Section 12 of the GAA provides for the making of an appointment order in, relevantly, the following terms:-
“(1) The tribunal may, by order, appoint a guardian for a personal matter, or an administrator for a financial matter, for an adult if the tribunal is satisfied –
(a) the adult has impaired capacity for the matter; and
(b) there is a need for a decision in relation to the matter or the adult is likely to do something in relation to the matter that involves, or is likely to involve, unreasonable risk to the adult’s health, welfare or property; and
(c) without an appointment –
(i) the adult’s needs will not be adequately met; or (ii) the adult’s interests will not be adequately protected.
(2) The appointment may be on terms considered appropriate by the
tribunal.
(3) The tribunal may make the order on its own initiative or on the application of the adult, the adult guardian or an interested person.
…”
Following an appointment of the type contemplated by the Interim Order s 33 grants the administrator the following powers:-
“(2) Unless the tribunal orders otherwise, an administrator is authorised to do, in accordance with the terms of the administrator’s appointment, anything in relation to a financial matter that the adult could have done if the adult had capacity for the matter when the power is exercised.”
In the circumstances pertaining to the Interim Order the Tribunal has exclusive jurisdiction pursuant to s 84 of the G.A.A.
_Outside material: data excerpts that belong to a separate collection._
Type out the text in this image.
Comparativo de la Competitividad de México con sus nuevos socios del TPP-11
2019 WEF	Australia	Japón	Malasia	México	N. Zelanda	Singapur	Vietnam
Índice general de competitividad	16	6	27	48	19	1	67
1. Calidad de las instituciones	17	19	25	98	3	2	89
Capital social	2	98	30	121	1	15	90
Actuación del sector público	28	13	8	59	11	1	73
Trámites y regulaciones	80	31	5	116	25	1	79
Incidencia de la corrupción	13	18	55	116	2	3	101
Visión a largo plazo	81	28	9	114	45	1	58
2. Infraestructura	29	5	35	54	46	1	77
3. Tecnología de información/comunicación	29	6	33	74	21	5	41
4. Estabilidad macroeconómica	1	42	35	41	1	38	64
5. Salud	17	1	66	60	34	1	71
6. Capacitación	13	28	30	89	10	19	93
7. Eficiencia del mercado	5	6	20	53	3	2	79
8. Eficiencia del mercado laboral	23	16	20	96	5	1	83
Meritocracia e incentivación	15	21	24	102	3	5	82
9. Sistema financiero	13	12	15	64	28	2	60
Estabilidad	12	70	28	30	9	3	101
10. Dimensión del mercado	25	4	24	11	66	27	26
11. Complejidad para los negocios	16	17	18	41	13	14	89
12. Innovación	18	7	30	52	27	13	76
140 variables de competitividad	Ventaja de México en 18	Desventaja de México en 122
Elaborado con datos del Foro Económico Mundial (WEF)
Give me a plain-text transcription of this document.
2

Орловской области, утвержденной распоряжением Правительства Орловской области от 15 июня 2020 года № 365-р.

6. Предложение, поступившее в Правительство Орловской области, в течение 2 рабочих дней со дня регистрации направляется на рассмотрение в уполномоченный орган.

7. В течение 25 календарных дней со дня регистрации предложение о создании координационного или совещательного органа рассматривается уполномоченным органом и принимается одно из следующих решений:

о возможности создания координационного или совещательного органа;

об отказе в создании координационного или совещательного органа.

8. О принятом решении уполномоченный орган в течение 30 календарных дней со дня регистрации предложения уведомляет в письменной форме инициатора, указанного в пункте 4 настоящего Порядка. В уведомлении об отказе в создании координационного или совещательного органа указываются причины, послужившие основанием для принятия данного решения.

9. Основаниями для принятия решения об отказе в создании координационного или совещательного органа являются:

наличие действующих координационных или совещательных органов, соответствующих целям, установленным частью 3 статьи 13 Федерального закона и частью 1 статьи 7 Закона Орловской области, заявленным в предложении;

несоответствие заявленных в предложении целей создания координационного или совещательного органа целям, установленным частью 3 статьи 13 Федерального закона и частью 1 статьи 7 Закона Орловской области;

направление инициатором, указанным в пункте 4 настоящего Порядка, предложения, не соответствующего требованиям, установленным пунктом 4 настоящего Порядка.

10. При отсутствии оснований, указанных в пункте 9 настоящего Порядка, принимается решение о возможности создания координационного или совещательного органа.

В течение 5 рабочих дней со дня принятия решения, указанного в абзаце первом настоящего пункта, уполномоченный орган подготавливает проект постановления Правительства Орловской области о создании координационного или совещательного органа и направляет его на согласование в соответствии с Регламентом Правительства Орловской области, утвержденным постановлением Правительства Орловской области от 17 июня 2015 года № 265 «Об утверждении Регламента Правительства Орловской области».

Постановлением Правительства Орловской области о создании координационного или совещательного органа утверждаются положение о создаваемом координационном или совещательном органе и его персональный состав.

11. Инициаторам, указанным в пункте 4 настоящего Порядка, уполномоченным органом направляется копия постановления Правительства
Although the tribunal has certain ancillary powers including a power to make declarations about the capacity of certain parties before it[3] and although the tribunal is governed by a number of principles[4] these do not derogate from the authority of the Interim Order which took away from the defendant his capacity to enter into a contract for the sale of the property for the duration of the order. He thus fell within the modern equivalent of the qualification noted in Gibbons v Wright and quoted
above.[5]
[3] G.A.A. s 146
[4] Ibid s 11
[5] At para [9]
Conclusion
The appointment was not terminated. The contract was void ab initio. The plaintiff therefore does not have an entitlement to any commission and the claim is dismissed.